Like S. aurita, five other commercial species showed significant northward trends in their distribution, both in the DFN data and in the Moroccan acoustic surveys, which detected exceptionally high densities of small pelagic fish off Casablanca (33.5° N) in 201594. Among them, C. chrysurus, B. auritus, and S. guachancho have been regularly observed north of 20° N since 2003. Spatial shifts in species assemblage within West Africa are likely to impact ecosystem composition, productivity, fishing endeavours, and national economies. With additional warming, it was hypothesised that species currently constrained by their limited northward distribution might expand their range further northward due to a scarcity of estuarine habitats. Consequently, an abrupt northward displacement in the distribution of both S. maderensis and S. dorsalis could be anticipated, along with the possibility of a stock collapse, given their reliance on brackish water during various life cycle stages. Based on recent observations (post-2016), there is a southward shift in sardine populations, with significant catches reported in the area south of Cape Timiris.

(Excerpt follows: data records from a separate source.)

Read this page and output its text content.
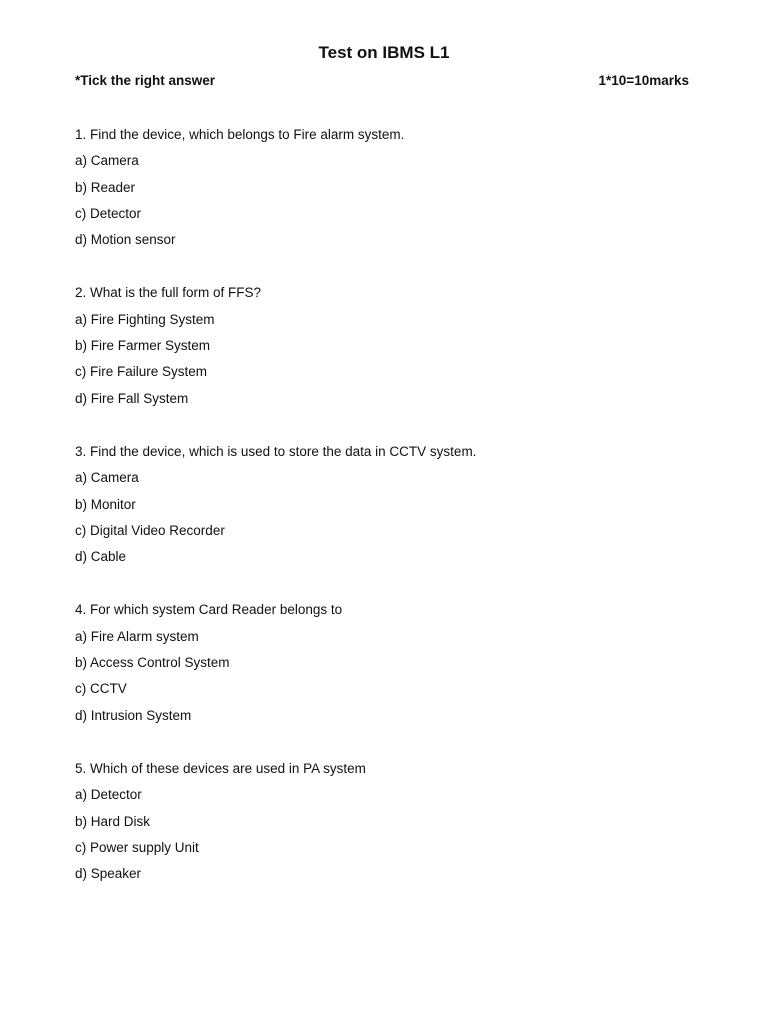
Test on IBMS L1
*Tick the right answer	1*10=10marks
1. Find the device, which belongs to Fire alarm system.
a) Camera
b) Reader
c) Detector
d) Motion sensor
2. What is the full form of FFS?
a) Fire Fighting System
b) Fire Farmer System
c) Fire Failure System
d) Fire Fall System
3. Find the device, which is used to store the data in CCTV system.
a) Camera
b) Monitor
c) Digital Video Recorder
d) Cable
4. For which system Card Reader belongs to
a) Fire Alarm system
b) Access Control System
c) CCTV
d) Intrusion System
5. Which of these devices are used in PA system
a) Detector
b) Hard Disk
c) Power supply Unit
d) Speaker
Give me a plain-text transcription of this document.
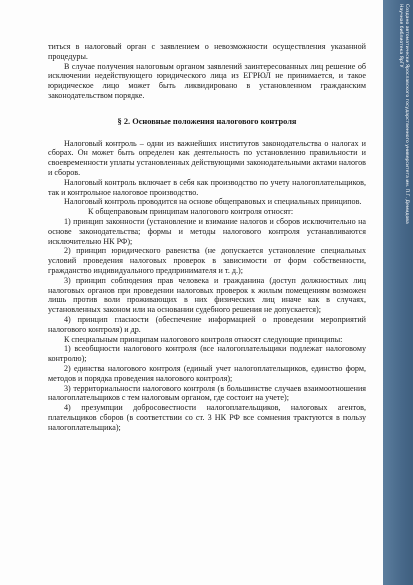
титься в налоговый орган с заявлением о невозможности осуществления указанной процедуры.

В случае получения налоговым органом заявлений заинтересованных лиц решение об исключении недействующего юридического лица из ЕГРЮЛ не принимается, и такое юридическое лицо может быть ликвидировано в установленном гражданским законодательством порядке.

§ 2. Основные положения налогового контроля

Налоговый контроль – одни из важнейших институтов законодательства о налогах и сборах. Он может быть определен как деятельность по установлению правильности и своевременности уплаты установленных действующими законодательными актами налогов и сборов.

Налоговый контроль включает в себя как производство по учету налогоплательщиков, так и контрольное налоговое производство.

Налоговый контроль проводится на основе общеправовых и специальных принципов.

К общеправовым принципам налогового контроля относят:

1) принцип законности (установление и взимание налогов и сборов исключительно на основе законодательства; формы и методы налогового контроля устанавливаются исключительно НК РФ);

2) принцип юридического равенства (не допускается установление специальных условий проведения налоговых проверок в зависимости от форм собственности, гражданство индивидуального предпринимателя и т. д.);

3) принцип соблюдения прав человека и гражданина (доступ должностных лиц налоговых органов при проведении налоговых проверок к жилым помещениям возможен лишь против воли проживающих в них физических лиц иначе как в случаях, установленных законом или на основании судебного решения не допускается);

4) принцип гласности (обеспечение информацией о проведении мероприятий налогового контроля) и др.

К специальным принципам налогового контроля относят следующие принципы:

1) всеобщности налогового контроля (все налогоплательщики подлежат налоговому контролю);

2) единства налогового контроля (единый учет налогоплательщиков, единство форм, методов и порядка проведения налогового контроля);

3) территориальности налогового контроля (в большинстве случаев взаимоотношения налогоплательщиков с тем налоговым органом, где состоит на учете);

4) презумпции добросовестности налогоплательщиков, налоговых агентов, плательщиков сборов (в соответствии со ст. 3 НК РФ все сомнения трактуются в пользу налогоплательщика);

Создано автоматически Ярославского государственного университета им. П.Г. Демидова
Научная библиотека ЯрГУ
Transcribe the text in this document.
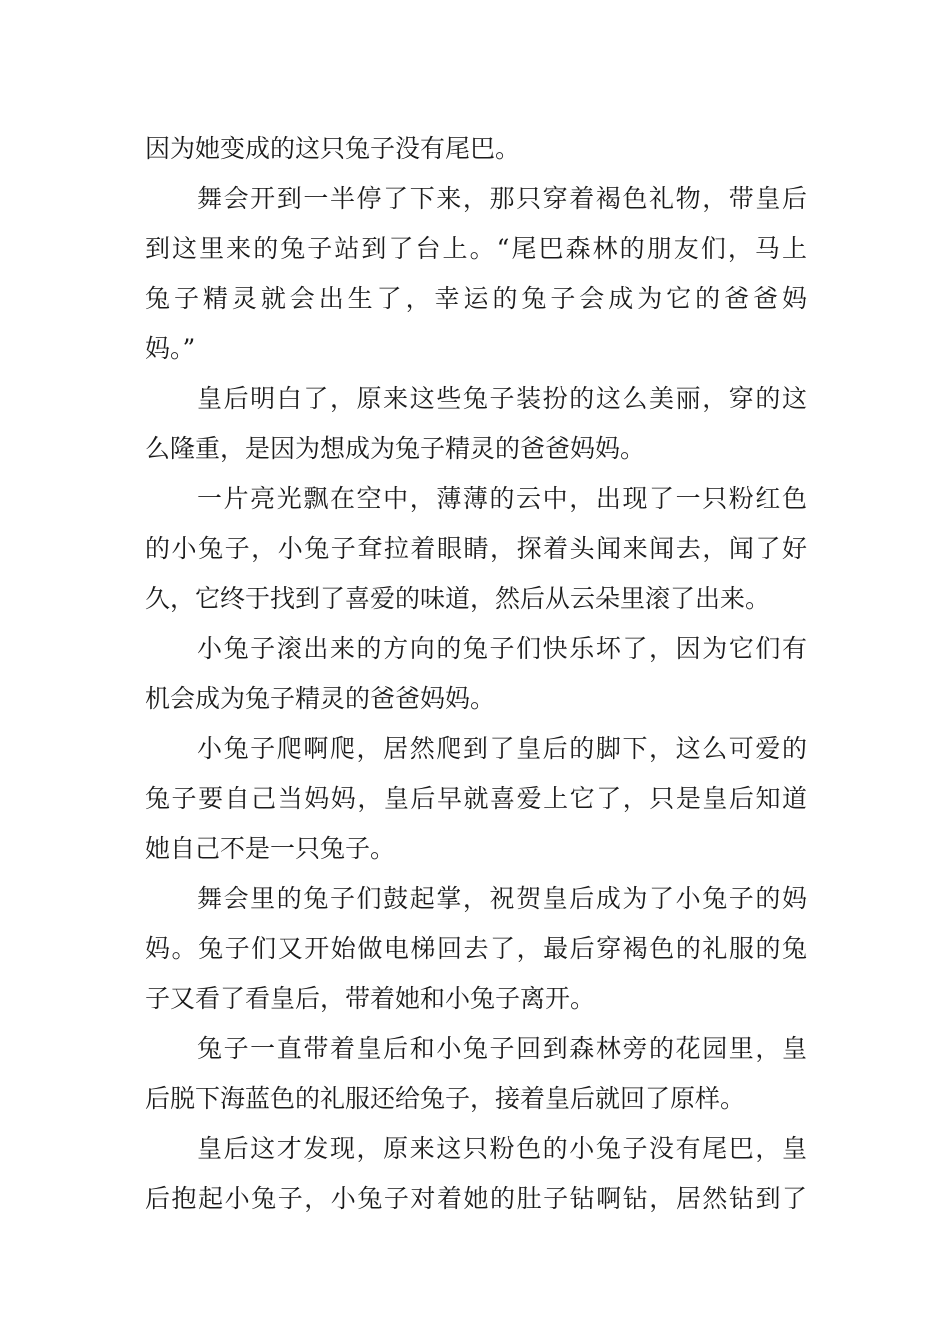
因为她变成的这只兔子没有尾巴。

舞会开到一半停了下来，那只穿着褐色礼物，带皇后
到这里来的兔子站到了台上。“尾巴森林的朋友们，马上
兔子精灵就会出生了，幸运的兔子会成为它的爸爸妈
妈。”

皇后明白了，原来这些兔子装扮的这么美丽，穿的这
么隆重，是因为想成为兔子精灵的爸爸妈妈。

一片亮光飘在空中，薄薄的云中，出现了一只粉红色
的小兔子，小兔子耷拉着眼睛，探着头闻来闻去，闻了好
久，它终于找到了喜爱的味道，然后从云朵里滚了出来。

小兔子滚出来的方向的兔子们快乐坏了，因为它们有
机会成为兔子精灵的爸爸妈妈。

小兔子爬啊爬，居然爬到了皇后的脚下，这么可爱的
兔子要自己当妈妈，皇后早就喜爱上它了，只是皇后知道
她自己不是一只兔子。

舞会里的兔子们鼓起掌，祝贺皇后成为了小兔子的妈
妈。兔子们又开始做电梯回去了，最后穿褐色的礼服的兔
子又看了看皇后，带着她和小兔子离开。

兔子一直带着皇后和小兔子回到森林旁的花园里，皇
后脱下海蓝色的礼服还给兔子，接着皇后就回了原样。

皇后这才发现，原来这只粉色的小兔子没有尾巴，皇
后抱起小兔子，小兔子对着她的肚子钻啊钻，居然钻到了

While our study focused on the northward displacement of certain species due to warming, the observed southward shift in sardines suggests that other factors beyond temperature may be driving changes in distribution patterns. Possible explanations for this phenomenon could include shifts in ocean currents, changes in prey availability, or alterations in eggs or ichthyoplankton survival. Therefore, the complex interplay of various ecological factors must be considered when predicting future distribution shifts. Additionally, the observed southward movement of sardines highlights the need for ongoing monitoring and adaptive management strategies to address the dynamic nature of species responses to environmental change.

Finally, for the whole sub-region, small pelagic fish, because of their abundance, partly regulate the trophic dynamics of the upwelling ecosystem in a wasp-waist trophic control9. As a result, any change in their abundance might disturb the whole food web, triggering unknown changes in biomass production and species composition, which, in turn, might impact the entire fisheries sector.

Conclusions

The Cape Blanc, characterised by high productivity and relatively warm waters in a strong upwelling area, emerged as a natural ecological boundary for numerous species. This boundary has witnessed an increasing infiltration of tropical species in the past decades, notably C. chrysurus, B. auritus, and S. guachancho. The moderate warming observed north of Cape Blanc, particularly over the shelf, bears significant consequences for reshaping the spatial structure of pelagic fish populations, exemplified by the notable changes in S. aurita distribution. These changes serve as an early indicator of potential future challenges regarding availability, holding profound implications for the food security of millions of citizens across West Africa. This is especially relevant given the recurrent issues of overfishing capacity and the proliferation of fishmeal/oil factories targeting this species in the region. Our research findings advocate for heightened awareness and urgency for more frequent and regular monitoring and increased research efforts focused on small pelagic in West Africa. Such efforts are essential to understanding the responses of this highly dynamic marine ecosystem, ensuring the sustainability of vital fishery resources, and safeguarding the well-being of coastal communities.